Chronic muscle pain: How immune cells in the brain drive persistent agony
Source PublicationExperimental & Molecular Medicine
Primary AuthorsLuo, Wang, Liang et al.
The hidden drivers of Chronic muscle pain
Researchers have identified a cellular mechanism in the brain that sustains Chronic muscle pain, a discovery long hindered by the difficulty of tracking real-time interactions between neurons and immune cells. The bottom line is a complex cycle: initially hyperactive glutamatergic neurons trigger immune cells in the prefrontal cortex to activate and swarm. These overzealous immune cells then actively prune neural connections, suppressing normal brain activity. This targeted destruction drives both persistent physical aches and associated anxiety.
Moving beyond the spinal cord
For decades, the complex mechanisms maintaining persistent aches remained frustratingly unclear, severely limiting the development of effective therapies. Previous approaches often failed to explain why conditions persist long after local tissues heal.
The current methodology represents a strict departure from those prior limitations. By combining single-cell RNA sequencing with fibre photometry, patch-clamp techniques, and in vivo recordings, scientists can now isolate and manipulate specific cell populations in living animals. This rigorous approach shifts the focus directly to the dorsomedial prefrontal cortex (dmPFC), a brain region associated with processing both sensation and emotion.

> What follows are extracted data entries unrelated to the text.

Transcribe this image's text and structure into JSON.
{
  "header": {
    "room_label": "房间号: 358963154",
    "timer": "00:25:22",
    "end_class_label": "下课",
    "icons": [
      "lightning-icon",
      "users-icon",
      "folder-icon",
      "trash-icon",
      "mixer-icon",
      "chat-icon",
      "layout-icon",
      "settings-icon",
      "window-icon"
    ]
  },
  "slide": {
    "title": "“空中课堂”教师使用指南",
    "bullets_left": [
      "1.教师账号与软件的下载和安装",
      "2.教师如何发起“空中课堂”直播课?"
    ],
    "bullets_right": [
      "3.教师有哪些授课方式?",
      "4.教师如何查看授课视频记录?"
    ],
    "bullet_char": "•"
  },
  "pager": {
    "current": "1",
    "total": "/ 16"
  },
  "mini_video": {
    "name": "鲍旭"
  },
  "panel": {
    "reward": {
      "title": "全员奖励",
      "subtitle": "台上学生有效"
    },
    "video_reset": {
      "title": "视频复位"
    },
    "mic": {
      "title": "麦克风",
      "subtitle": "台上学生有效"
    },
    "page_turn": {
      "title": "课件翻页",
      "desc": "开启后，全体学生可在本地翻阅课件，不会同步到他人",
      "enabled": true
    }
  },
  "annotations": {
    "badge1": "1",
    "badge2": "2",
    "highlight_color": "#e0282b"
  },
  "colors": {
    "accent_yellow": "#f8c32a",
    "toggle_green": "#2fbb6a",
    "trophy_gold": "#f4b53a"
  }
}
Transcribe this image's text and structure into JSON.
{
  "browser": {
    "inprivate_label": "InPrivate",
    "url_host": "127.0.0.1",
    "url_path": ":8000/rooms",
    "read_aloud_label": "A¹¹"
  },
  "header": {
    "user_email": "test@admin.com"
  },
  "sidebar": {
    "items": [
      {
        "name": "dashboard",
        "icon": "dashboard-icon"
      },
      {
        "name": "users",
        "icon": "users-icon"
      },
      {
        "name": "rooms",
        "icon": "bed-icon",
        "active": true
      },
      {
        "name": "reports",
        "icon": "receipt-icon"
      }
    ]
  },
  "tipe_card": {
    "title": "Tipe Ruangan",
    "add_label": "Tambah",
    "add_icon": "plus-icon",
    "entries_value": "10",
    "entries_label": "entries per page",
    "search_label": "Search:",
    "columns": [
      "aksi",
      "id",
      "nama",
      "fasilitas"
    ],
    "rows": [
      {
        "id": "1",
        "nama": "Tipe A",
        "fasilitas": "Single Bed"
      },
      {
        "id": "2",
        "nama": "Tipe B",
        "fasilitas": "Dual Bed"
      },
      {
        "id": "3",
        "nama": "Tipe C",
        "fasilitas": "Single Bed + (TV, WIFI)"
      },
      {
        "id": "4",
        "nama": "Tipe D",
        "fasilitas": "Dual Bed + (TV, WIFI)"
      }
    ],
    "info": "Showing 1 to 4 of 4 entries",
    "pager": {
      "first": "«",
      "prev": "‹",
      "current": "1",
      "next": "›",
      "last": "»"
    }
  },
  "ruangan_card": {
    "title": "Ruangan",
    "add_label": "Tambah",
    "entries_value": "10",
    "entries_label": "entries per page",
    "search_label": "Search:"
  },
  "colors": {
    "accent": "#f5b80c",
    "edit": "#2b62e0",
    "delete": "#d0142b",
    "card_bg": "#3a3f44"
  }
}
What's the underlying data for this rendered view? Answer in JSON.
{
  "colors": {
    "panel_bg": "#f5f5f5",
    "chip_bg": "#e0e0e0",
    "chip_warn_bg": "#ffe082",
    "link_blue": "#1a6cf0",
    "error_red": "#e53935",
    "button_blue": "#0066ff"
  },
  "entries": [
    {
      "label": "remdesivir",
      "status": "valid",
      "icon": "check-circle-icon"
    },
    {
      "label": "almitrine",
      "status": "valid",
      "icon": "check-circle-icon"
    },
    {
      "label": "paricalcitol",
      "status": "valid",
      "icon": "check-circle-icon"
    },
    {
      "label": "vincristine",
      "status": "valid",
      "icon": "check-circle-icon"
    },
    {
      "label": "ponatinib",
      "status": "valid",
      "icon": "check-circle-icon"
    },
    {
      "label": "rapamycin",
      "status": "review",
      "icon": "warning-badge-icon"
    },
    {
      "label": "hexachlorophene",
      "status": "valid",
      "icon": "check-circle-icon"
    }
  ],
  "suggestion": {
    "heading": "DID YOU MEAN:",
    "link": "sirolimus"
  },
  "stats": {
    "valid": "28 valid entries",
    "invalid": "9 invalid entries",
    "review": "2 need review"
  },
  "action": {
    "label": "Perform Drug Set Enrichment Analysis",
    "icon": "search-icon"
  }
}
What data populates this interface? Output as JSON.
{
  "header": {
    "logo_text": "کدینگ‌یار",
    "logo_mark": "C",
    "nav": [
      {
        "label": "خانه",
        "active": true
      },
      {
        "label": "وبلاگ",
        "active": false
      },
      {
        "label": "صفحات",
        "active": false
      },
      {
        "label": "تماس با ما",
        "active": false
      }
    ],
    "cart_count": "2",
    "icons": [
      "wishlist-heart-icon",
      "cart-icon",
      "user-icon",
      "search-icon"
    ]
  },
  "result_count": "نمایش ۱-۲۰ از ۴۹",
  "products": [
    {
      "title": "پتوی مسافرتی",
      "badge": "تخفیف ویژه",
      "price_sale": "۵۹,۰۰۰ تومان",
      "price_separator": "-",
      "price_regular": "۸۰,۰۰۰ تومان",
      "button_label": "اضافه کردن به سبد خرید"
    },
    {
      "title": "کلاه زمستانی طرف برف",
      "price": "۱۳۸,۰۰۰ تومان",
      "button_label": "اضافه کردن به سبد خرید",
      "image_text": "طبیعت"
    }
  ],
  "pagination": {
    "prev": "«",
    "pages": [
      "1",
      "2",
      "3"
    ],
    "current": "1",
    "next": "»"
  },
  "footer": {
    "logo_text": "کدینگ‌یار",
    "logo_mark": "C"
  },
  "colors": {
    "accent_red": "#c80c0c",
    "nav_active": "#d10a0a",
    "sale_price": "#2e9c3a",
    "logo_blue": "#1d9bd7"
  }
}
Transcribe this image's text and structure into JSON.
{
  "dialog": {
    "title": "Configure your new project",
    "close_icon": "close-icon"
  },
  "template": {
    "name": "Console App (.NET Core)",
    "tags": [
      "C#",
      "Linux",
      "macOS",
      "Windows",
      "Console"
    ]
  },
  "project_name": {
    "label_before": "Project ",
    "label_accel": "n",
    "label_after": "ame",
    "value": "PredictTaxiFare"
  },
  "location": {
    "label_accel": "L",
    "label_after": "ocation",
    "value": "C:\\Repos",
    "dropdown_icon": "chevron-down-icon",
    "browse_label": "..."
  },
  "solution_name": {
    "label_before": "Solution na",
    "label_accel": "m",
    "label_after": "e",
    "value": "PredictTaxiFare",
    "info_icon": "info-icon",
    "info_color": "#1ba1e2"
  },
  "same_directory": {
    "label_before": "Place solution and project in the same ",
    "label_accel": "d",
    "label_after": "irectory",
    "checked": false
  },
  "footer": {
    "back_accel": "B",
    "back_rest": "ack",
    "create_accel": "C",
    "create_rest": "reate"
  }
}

Mapping the brain's immune response
The research team used rat models to measure the activity of glutamatergic neurons, which are responsible for excitatory signals in the brain. They observed a fascinating sequence of events: initially hyperactive glutamatergic neurons actually induced the activation, proliferation, and chemotaxis of nearby immune cells.
However, in animals with established persistent pain, these neurons eventually became severely suppressed, demonstrating reduced synaptic plasticity. Single-cell RNA sequencing revealed the exact mechanism behind this ultimate suppression. The researchers measured a marked increase in proinflammatory microglia, the central nervous system's resident immune cells.
These microglia utilised a specific protein, complement receptor 3 (CR3), to essentially consume the synaptic connections between neurons. This synaptic pruning process directly correlated with:
- Reduced neuronal excitability in the dmPFC.
- Increased physical pain responses, known as hyperalgesia.
- Elevated anxiety-like behaviours in the animal models.
When the team inhibited these microglia or knocked down the CR3 protein, the rats' neuronal plasticity recovered. The animals demonstrated a clear, measurable reduction in both pain and anxiety behaviours.
What this means for future treatments
This study suggests that stopping microglial synaptic pruning could offer a distinct therapeutic target for persistent pain. However, we must clearly delineate what this research does not yet solve.
The current findings rely entirely on specific rat models, and human microglial behaviour may differ significantly in a clinical setting. Translating these bench findings into a safe clinical therapy requires developing highly selective drugs that can target this exact microglial-neuron interaction.
Researchers must find a way to stop this pathological pruning in specific brain regions in humans. For now, the study provides a rigorous, vital map of how pain and emotion intertwine at a cellular level.